Johann Peter Theordor Janssens, Die Schlacht von Worringen (1892) Quelle Wikipedia |
Unversehens war das Mittelalter zur Attraktion
mutiert. Köln hatte so viele Reichtümer angesammelt wie die Gebeine von allen
Heiligen und Märtyrern zusammen. Und mit diesen Reichtümern zeigte der
Erzbischof, wer der Herrscher in der Stadt war. Nichts ließ er an sich heran,
Gegner bestrafte er unerbittlich. Es kümmerte ihn nicht, wenn die Händler das
Stapelrecht mißbrauchten, indem sie die Gewichte an den Waagen fälschten. Oder
wenn sie Wein panschten oder Heringfässer zur Hälfte mit Sand füllten, wenn
diese zum Verkauf angeboten wurden.
Die Kirche verdiente am Stapelrecht. Mitte des 13.

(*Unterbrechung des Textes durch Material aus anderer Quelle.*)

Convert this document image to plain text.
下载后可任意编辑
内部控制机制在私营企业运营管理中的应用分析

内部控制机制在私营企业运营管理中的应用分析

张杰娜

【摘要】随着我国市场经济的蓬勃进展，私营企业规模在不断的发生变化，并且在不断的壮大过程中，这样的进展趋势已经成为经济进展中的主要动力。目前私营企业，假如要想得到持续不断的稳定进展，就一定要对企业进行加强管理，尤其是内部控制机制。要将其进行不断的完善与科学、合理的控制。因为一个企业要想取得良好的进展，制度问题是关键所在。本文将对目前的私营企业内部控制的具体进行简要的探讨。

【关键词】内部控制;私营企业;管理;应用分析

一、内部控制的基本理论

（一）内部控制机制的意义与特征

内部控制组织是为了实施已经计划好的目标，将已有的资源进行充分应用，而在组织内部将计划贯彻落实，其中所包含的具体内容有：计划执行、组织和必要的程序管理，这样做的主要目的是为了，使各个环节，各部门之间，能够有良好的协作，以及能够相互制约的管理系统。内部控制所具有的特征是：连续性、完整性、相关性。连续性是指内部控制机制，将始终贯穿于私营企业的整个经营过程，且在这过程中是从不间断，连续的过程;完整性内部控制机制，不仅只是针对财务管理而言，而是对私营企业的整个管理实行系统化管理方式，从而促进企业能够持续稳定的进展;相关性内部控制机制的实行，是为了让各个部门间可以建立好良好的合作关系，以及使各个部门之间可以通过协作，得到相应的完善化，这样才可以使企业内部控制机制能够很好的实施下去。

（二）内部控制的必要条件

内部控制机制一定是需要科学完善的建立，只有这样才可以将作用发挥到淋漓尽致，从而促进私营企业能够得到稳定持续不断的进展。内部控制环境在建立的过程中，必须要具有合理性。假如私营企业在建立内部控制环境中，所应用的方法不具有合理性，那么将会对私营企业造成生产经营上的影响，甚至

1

Jahrhundert war Köln so reich wie kaum eine andere deutsche Stadt, das zeigen
Vermögensverzeichnisse der „Descriptio Theutoniae“. Trier nahm 3.000 Mark
Silber im Jahr ein, in Mainz waren es 7.000, in Köln vervielfachten sich die
Einnahmen auf satte 50.000 Mark Silber. Rheinzölle und das Stapelrecht ließen
das Geld sprudeln, das ausschließlich den Erzbischöfen zustand. Seit der Jahrtausendwende,
als Erzbischof Bruno durchsetzen konnte, dass der Kölner Erzbischof den
deutschen Kaiser in Aachen krönen und salben durfte, war Köln mit seinen
Erzbischöfen ein Schwergewicht im Machtgefüge deutscher Grafen, Fürsten und
Herrscher. Konrad von Hochstaden sprach gnadenlos Recht über alle, die anderer
Meinung waren, und er schloß einige Ratsmitglieder aus, er degradierte sie zum
einfachen Fußvolk, weil sie keine Waffen mehr tragen durften. Als Bauarbeiter
auf der Dombaustelle Sympathie für die Ratsherren zeigten und sich weigerten,
zu mauern und zu arbeiten, ließ er sie kurzerhand fesseln und in den Kerker der
Godesburg werfen.
Herzögen und Grafen ebenbürtig, führten die Kölner
Erzbischöfe Krieg, was nicht so ganz einfach mit den christlichen Idealen von
Frieden, den zehn Geboten und Gewaltlosgikeit erklärbar war. 1180 hatten sie
sich nach Westfalen ausgedehnt, 1190 hatten sie die Grafschaft Diest in
Flandern erworben. Die Expansion sollte keine Grenzen kennen: von Flandern über
Aachen nach Köln und Westfalen, als durchgängige Achse von West nach Ost hatten
die Kölner Erzbischöfe ihre eigene Vision eines eigenen Machtbereiches.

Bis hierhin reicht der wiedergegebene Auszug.